From sharecropper to civil rights, Lessie Jackson’s seen it all
Lessie Jackson, an 88-year-old Kent County resident lived through sharecropping, civil rights and much more.
Updated Feb. 12, 2013 @ 5:04 pm
Updated Feb. 12, 2013 @ 5:04 pm
» Social News
Lessie Jackson may be a Kent County resident now but she’s had a long road getting there.
She was born in 1924 in Goshen, Ala., like most black families in that part of the South, her parents made a living by sharecropping. Every morning Jackson, her two brothers and her five sisters would wake and spend half their day picking cotton, before going off to school.
Life wasn’t easy for her, her father died when she was young and at the age of 10, she began to do domestic work to help support the family, while still going to school.
At 18, she dropped out of school and got married. She and her husband, like her parents before her, were sharecroppers and spent their days picking cotton.
Eventually they gave up farm life and moved to Montgomery, just as the civil rights movement was beginning to make waves in American society. Jackson was there to experience it firsthand.
“When you rode the bus you couldn’t sit up front, you had to sit in the back. You had to use colored bathrooms,” she said. “It was a little hard, but you managed.”
Jackson’s family was at the heart of the civil rights movement. Some of her family members attended Ebenezer Baptist Church, the church where Dr. Martin Luther King Jr. preached. Jackson herself attended some of the protests and specifically recalls attending a protest demanding voting rights for the black community.
Eventually the violence in Montgomery was too much for the family. She and her husband relocated their eight children to Fort Walton Beach, Fla., where she worked as a nanny for the mayor of the town and the daughter of the Firestone family, who owned the Firestone Corporation.
It was there that she and her husband divorced. She was left to raise eight children all alone. Jackson shrugs the challenge off without complaint.
“I managed by the help of the Lord,” she said. “I worked and they learned to help take care of each other.”
She moved to New York City to seek better employment. She knew, as a black woman, it would be easier to find better employment in the north. Jackson worked two jobs to keep the family afloat.

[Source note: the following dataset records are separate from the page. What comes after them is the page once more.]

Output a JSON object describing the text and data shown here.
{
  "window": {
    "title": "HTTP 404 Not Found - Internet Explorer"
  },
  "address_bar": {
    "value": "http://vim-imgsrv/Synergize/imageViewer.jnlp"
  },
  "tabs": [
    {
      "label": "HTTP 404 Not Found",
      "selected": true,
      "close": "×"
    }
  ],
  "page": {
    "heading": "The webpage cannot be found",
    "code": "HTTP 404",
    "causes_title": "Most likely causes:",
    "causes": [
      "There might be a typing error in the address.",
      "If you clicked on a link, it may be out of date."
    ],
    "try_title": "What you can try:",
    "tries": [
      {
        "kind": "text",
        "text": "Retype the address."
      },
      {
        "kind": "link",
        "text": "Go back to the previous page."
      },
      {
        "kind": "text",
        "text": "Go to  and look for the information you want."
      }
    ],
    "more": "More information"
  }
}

“There were times when we didn’t see her in the morning because she was at work and we didn’t see her until late at night because she was at her other job,” said her son Willy Ray Jackson.
Despite all of her struggles, she made sure that each of her children completed high school so that they could get good jobs. All four of her sons and one of her daughters served in the military and it has since become a family trend; eight of her grandchildren have served or are serving in the military. According to her son, every conflict since Vietnam has had a Jackson fighting in it. Between them all they have more than 100 years of military service.
Lessie moved several more times to find better employment. She lived in Cambridge Md., and then Champaign, Ill. The woman who started her working years as a sharecropper ended them as an employee at a bank in Illinois. In 2002 she and her son Willy Ray moved to Delaware.
She is coming up on her 89th birthday and in all of those years she’s seen a lot of changes. When she was born Calvin Coolidge was president and now Barak Obama is leading the country.
“I never thought I could live long enough to see a black president,” she said.
Between all of her children, grandchildren, great-grandchildren and great-great-grandchildren she has lived to see 104 new members born into her family and she’s doing her best to pass on her life lessons to them.
“I just tell them to trust in the good Lord and do a good job,” she said. “So far they’re doing pretty good. I don’t have any complaints.”